An employer found to have constructively dismissed an employee is therefore liable for the same statutory termination and severance pay amounts as required for general terminations.
Examples of Constructive Dismissal
In addition to the demeaning actions against Milton, examples of constructive dismissal include:
- unilaterally revising an employee’s contract to introduce a very narrow termination clause without consideration (i.e. without something in return, such as a bonus payment);
- revising an employee’s job description to remove significant aspects such as supervising a team or leading an important ongoing part of the business; or
- moving an employee from a corner office to a cubicle.

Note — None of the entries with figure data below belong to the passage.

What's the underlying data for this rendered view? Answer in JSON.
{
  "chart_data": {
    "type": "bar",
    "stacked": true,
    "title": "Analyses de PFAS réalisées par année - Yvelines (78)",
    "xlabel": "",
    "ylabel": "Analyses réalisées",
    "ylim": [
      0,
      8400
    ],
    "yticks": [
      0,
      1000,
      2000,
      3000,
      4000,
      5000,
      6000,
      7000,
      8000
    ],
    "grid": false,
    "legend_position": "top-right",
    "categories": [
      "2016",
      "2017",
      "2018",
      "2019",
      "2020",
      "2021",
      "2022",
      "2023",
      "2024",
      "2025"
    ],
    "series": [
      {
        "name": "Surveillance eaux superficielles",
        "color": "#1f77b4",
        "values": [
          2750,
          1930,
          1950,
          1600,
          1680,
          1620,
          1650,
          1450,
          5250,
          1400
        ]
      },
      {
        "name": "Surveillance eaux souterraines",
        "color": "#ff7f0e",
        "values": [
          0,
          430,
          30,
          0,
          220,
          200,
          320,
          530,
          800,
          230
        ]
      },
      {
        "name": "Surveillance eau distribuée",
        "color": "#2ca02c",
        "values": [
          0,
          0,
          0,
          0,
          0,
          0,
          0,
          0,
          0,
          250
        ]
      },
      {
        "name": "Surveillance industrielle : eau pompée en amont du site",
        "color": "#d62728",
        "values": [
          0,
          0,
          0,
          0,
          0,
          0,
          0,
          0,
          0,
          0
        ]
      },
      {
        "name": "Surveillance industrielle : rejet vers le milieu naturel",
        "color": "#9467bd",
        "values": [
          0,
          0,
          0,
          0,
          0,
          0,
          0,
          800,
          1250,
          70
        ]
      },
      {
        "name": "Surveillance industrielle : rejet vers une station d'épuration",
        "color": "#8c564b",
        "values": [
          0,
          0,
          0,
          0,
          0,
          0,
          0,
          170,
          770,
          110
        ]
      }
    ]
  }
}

More obviously, any decrease in compensation usually triggers the risk of constructive dismissal. Examples include:
- moving an employee from straight salary to a lower salary with commission;
- changing positions into a lower pay scale;
- transferring an employee to a jurisdiction with a higher cost of living but no salary increase;
- removing a car bonus; or
- cutting hours.
Can you Decrease a Department’s Hours?
So what about slightly decreasing an entire department’s hours temporarily? This is a common strategy in our struggling economy. Assuming the department is not comprised of only one, otherwise poor performing or problematic employee, and assuming the decrease is small and temporary, a department-wide slight and temporary decrease of hours based on an objective business decision should be fine. Yes, there is a risk, but not significant, primarily because no individual is being targeted.
In addition to whether an individual is being targeted, the caselaw looks at the impact on the employee’s wallet at the end of the day. Very generally, if the decrease or change in compensation scheme amounts to an overall compensation cut of over 10%, you can be sure there is a constructive dismissal claim. Anything under 5%, particularly if backed up by objective, strong business reasons, is usually okay. The 5-10% range enters into a danger zone, and will depend on the context and surrounding factors in each situation.
Of course, all of the above is subject to any terms or conditions found in an employment agreement that speaks to the company’s right to make changes to the position in question.
Tips for Employers
Communication is the key. Employees know the economy is still tough, and most would prefer a job with small modifications than to have no job at all. In my experience, constructive dismissal claims arise more from an employee who felt pushed out, hurt and angry, rather than any true complaint of a decrease in salary or responsibilities.
Communicate the business reason for the change and provide as much notice as the business can bear. Reassure the employee(s) that the company is happy with his or her work, but is forced to make some hard business decisions. Study after study shows that employee satisfaction is based more on being valued and playing a meaningful part of the organization than on whether he or she receives a 50 cent raise this year.
And for goodness sake, try and avoid issuing a press release the next day that reports the company is enjoying an excellent quarter and top bonuses are scheduled to be paid to management as a result of top profits.
If you, in fact, have every intention of pushing an employee out the door and hope that he or she will quit so you are off the hook for termination and severance pay, you may want to rethink your strategy. Aside from issues of workforce morale and employee productivity, particularly nasty constructive dismissals may also face the risk of bad faith damages.
How has your workplace been dealing with the ongoing recession crunch? Any tips you’d like to share on how your organization has creatively weathered the storm?